Most common
Alzheimer's disease
Often begins with short-term memory trouble, repeating questions, misplacing items, or getting lost. It is linked with amyloid plaques, tau tangles, synapse loss, and brain shrinkage.
Typical amnestic AD involves entorhinal/hippocampal networks early, but atypical variants include posterior cortical atrophy, logopenic PPA, dysexecutive/frontal AD, and mixed AD-vascular or AD-Lewy phenotypes.
Lewy bodies
Lewy body dementia
May cause fluctuating alertness, visual hallucinations, REM sleep behavior, Parkinson-like movement, falls, fainting, and sensitivity to some antipsychotic medicines.
Includes dementia with Lewy bodies and Parkinson's disease dementia. Core features include cognitive fluctuations, recurrent visual hallucinations, RBD, and spontaneous parkinsonism; biomarkers may support but do not replace clinical diagnosis.
Behavior/language
Frontotemporal dementia
Often starts younger than typical Alzheimer's. Early changes may involve personality, judgment, empathy, compulsive behavior, eating, speech, or word meaning before memory is the main issue.
FTD spectrum includes bvFTD, semantic and nonfluent/agrammatic PPA, FTD-MND, PSP, and CBS phenotypes, with tau, TDP-43, or FUS pathology and meaningful genetic yield in familial or young-onset cases.
Blood vessels
Vascular dementia
Caused by strokes, small vessel disease, bleeding, or reduced blood flow. Thinking speed, attention, walking, mood, and planning may be affected more than memory at first.
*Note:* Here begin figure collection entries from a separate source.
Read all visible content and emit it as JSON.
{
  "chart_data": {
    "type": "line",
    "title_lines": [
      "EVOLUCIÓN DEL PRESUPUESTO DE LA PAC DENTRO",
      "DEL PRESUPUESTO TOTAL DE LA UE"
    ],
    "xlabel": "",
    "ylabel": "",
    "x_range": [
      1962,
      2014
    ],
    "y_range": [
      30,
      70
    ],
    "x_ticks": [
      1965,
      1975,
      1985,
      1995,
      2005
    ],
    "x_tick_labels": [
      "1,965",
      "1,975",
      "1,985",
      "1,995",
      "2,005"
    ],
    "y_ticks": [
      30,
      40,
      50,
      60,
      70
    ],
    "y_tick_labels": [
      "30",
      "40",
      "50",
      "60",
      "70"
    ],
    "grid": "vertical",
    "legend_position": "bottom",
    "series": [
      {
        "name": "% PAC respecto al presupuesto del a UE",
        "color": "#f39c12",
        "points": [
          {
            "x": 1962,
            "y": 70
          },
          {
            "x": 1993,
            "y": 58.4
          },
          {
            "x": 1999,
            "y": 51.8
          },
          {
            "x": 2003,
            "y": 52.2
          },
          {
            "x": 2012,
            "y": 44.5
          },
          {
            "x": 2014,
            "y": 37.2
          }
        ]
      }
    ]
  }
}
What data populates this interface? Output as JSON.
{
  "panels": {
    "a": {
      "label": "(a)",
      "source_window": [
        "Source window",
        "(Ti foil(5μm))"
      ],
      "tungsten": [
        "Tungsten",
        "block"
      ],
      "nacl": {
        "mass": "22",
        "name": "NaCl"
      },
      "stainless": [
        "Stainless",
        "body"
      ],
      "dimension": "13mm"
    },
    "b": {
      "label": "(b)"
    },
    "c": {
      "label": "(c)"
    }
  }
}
VCID/VaD may follow strategic infarct, multi-infarct disease, lacunar disease, white matter disease, hemorrhage, hypoperfusion, or cerebral amyloid angiopathy. Mixed AD-vascular disease is common.
Alcohol/thiamine
Alcohol-related dementia
Long-term heavy alcohol use can injure the brain directly and through poor nutrition. Severe thiamine deficiency can cause Wernicke encephalopathy and Korsakoff syndrome, a major memory disorder.
Assess alcohol neurotoxicity, malnutrition, hepatic encephalopathy, sleep disorders, head trauma, depression, vascular disease, and Wernicke-Korsakoff. Suspected Wernicke encephalopathy is treated urgently with thiamine.
Often mixed
Other and reversible mimics
Some problems look like dementia but need different treatment: depression, sleep apnea, medication effects, thyroid disease, vitamin B12 deficiency, normal pressure hydrocephalus, infection, inflammation, tumors, or delirium.
Keep prion disease, autoimmune encephalitis, HIV/syphilis where relevant, NPH, subdural hematoma, tumor, seizures, medication toxicity, OSA, B12/thyroid disease, depression, bipolar disorder, and delirium on the differential when tempo or exam does not fit.